Un solo popolo per molteplici divinità: l’aspetto religioso dell’Antica Roma

giove

Uno degli aspetti più affascinanti della cultura dell'Antica Roma è senza dubbio quello relativo alla mitologia e alle divinità. Un gran numero di dei affollavano la vita religiosa dei nostri antenati che, giorno dopo giorno, instauravano con essi un rapporto molto diverso dallo spirito che contraddistingue la religiosità odierna.

Nell’Antica Roma la venerazione della divinità, più che sull’adulazione, era fondata su rapporto contrattuale: poco inclini al carattere teologico dell'aspetto divino, l'interesse dei romani era soprattutto relativo al legame tra la comunità degli uomini e l'intercessione degli dei su di essa. In uno continuo scambio di dare e avere, i romani ottemperavano scrupolosamente ai propri doveri nei confronti della divinità aspettandosi, in cambio, protezione e fortuna nei diversi settori della vita privata e pubblica.

Ogni aspetto della vita degli antichi romani era legato a una specifica divinità, tanto che ogni categoria di persona aveva un dio al quale appellarsi in caso di necessità. Tale aspetto fu fortemente influenzato anche dalle dominazioni sulle altre popolazioni, greci sopra tutti.

Ma andiamo con ordine e partiamo dall'inizio. La mitologia dei primordi, rappresentata dagli dei indigetes, era composta da divinità che assolvevano a specifiche funzioni: Giove, padre degli dei e regolatore di ogni attività umana, faceva parte del pantheon originario insieme a Marte, dio della guerra e della gioventù, Vesta, dea del focolare, Giano, che vegliava su porte e passaggi e Quirino, protettore delle curie.

 

Fu l'espansione e la conquista di nuovi territori ad ampliare il pantheon delle divinità romane che, col tempo, si arricchisce di quelle dei popoli conquistati. Per esempio, la vicinanza con la cultura greca ampliò il ventaglio delle divinità, che inoltre assunsero nuovi aspetti. Di derivazione greca, per esempio, sono Diana, Minerva, Ercole e Venere.
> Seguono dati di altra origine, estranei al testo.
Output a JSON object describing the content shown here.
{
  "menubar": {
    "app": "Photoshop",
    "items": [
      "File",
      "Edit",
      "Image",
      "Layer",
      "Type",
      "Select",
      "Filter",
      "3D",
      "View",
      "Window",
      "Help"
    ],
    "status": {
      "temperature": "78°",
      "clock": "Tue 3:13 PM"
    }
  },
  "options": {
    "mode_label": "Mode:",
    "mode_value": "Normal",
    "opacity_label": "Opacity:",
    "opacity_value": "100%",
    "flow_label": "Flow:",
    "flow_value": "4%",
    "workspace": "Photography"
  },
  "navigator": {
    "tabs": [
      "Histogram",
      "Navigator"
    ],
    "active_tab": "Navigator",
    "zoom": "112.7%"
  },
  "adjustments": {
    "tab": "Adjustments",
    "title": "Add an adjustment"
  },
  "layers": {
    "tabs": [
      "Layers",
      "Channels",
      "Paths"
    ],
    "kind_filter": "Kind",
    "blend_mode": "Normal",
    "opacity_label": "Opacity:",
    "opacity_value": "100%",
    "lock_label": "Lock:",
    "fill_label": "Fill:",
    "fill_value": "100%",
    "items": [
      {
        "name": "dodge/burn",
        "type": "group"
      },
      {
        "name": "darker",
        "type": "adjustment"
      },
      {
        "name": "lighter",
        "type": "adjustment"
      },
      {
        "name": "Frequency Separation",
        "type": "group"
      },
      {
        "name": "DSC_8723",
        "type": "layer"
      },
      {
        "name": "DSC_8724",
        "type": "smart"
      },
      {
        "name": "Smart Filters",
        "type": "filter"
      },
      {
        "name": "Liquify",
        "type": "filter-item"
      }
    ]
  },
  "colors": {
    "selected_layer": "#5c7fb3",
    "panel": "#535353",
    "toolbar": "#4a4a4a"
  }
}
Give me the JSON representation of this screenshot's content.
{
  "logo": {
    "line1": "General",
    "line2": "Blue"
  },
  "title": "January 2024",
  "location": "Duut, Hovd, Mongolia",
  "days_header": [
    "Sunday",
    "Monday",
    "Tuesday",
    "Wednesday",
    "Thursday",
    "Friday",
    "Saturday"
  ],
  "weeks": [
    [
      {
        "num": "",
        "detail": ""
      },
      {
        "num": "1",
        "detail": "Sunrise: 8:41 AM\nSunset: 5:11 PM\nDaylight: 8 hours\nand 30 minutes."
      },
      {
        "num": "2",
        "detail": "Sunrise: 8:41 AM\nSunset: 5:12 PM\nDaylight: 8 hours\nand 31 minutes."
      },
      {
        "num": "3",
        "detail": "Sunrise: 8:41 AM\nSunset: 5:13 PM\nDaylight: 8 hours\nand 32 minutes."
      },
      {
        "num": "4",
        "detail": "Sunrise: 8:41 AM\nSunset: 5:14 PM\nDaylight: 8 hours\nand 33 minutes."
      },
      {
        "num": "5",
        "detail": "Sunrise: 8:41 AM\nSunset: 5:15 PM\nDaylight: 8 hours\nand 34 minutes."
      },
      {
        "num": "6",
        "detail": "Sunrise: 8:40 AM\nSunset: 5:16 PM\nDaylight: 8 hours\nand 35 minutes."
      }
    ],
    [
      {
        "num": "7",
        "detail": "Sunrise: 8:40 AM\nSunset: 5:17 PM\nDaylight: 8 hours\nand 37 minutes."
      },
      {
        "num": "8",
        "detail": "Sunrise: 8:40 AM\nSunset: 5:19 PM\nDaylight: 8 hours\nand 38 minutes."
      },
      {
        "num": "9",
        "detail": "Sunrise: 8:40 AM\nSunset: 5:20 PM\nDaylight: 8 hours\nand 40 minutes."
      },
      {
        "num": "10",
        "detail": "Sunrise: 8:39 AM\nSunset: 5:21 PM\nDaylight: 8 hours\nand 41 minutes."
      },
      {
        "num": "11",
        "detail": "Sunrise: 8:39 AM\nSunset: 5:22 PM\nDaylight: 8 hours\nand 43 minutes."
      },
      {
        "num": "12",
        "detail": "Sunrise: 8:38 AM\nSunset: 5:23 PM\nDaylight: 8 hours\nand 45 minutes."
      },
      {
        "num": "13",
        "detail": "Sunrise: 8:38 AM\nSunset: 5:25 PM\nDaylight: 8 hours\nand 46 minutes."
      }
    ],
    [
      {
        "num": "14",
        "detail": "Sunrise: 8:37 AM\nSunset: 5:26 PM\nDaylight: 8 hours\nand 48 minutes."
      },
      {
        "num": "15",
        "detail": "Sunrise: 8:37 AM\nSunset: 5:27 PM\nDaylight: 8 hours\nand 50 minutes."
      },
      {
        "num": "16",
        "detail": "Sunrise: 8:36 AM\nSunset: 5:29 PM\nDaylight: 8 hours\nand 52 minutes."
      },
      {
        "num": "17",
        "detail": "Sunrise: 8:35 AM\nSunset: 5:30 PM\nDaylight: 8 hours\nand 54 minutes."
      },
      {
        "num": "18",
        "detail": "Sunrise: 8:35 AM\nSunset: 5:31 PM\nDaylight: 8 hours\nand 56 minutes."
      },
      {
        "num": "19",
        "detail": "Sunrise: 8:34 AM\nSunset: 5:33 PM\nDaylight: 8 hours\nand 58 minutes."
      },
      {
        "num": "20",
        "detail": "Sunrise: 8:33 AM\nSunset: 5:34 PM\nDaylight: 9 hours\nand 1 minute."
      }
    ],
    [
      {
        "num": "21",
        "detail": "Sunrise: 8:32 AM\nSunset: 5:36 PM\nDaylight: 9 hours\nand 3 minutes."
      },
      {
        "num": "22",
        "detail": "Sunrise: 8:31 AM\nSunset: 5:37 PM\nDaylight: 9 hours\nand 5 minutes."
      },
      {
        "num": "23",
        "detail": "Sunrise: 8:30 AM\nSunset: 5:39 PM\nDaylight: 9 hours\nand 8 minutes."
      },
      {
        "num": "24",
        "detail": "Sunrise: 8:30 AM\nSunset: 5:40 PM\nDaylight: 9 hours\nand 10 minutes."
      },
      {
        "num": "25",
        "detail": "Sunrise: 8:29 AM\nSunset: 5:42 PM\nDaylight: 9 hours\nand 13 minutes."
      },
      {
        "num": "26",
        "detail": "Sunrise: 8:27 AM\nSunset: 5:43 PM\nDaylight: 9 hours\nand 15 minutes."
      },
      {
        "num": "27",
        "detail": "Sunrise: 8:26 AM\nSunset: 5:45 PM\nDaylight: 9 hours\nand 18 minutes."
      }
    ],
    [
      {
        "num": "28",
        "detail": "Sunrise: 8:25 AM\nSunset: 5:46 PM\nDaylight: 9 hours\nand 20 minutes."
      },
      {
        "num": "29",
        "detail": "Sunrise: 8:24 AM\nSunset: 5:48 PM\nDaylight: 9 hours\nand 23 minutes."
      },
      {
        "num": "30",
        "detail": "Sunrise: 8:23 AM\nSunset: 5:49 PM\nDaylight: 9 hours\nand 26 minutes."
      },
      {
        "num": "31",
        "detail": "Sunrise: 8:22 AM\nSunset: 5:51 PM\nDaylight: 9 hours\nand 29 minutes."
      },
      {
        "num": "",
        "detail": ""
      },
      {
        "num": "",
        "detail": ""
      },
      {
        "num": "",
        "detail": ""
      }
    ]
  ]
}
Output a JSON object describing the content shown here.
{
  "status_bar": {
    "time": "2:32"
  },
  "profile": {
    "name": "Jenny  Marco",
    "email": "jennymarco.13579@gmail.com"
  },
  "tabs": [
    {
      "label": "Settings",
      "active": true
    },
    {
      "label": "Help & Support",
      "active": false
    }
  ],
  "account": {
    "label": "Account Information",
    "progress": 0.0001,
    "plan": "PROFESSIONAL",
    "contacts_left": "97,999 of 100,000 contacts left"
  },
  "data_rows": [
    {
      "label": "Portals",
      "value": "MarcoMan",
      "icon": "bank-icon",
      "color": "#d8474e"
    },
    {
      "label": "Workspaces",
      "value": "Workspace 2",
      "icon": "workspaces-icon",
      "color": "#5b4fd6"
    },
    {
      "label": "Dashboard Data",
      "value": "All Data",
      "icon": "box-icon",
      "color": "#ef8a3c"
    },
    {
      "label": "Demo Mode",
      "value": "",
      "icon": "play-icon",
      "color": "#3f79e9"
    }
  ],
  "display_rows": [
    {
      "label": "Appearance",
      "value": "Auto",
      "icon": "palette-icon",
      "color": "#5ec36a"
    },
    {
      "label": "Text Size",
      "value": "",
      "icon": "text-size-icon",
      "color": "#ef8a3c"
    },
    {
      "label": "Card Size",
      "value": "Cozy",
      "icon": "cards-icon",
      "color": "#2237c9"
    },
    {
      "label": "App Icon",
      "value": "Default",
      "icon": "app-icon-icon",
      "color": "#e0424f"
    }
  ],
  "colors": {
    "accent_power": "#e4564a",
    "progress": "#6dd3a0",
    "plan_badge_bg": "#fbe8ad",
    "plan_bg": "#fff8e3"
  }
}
Particolarissimo, poi, è il culto romano della dea Iside, di derivazione egiziana. Protettrice delle donne, dei matrimoni e della fertilità, i rituali con cui essa veniva venerata erano segreti e a venerarla era la stessa famiglia imperiale dei Flavi. Che dire, poi, del culto del dio Mitra? Di origine persiana, la sua venerazione era particolarmente legata tra i soldati delle legioni.

Pubblicamente o privatamente, gli antichi romani dedicavano molto tempo al culto delle divinità, destinatarie di preghiere e richieste di protezione.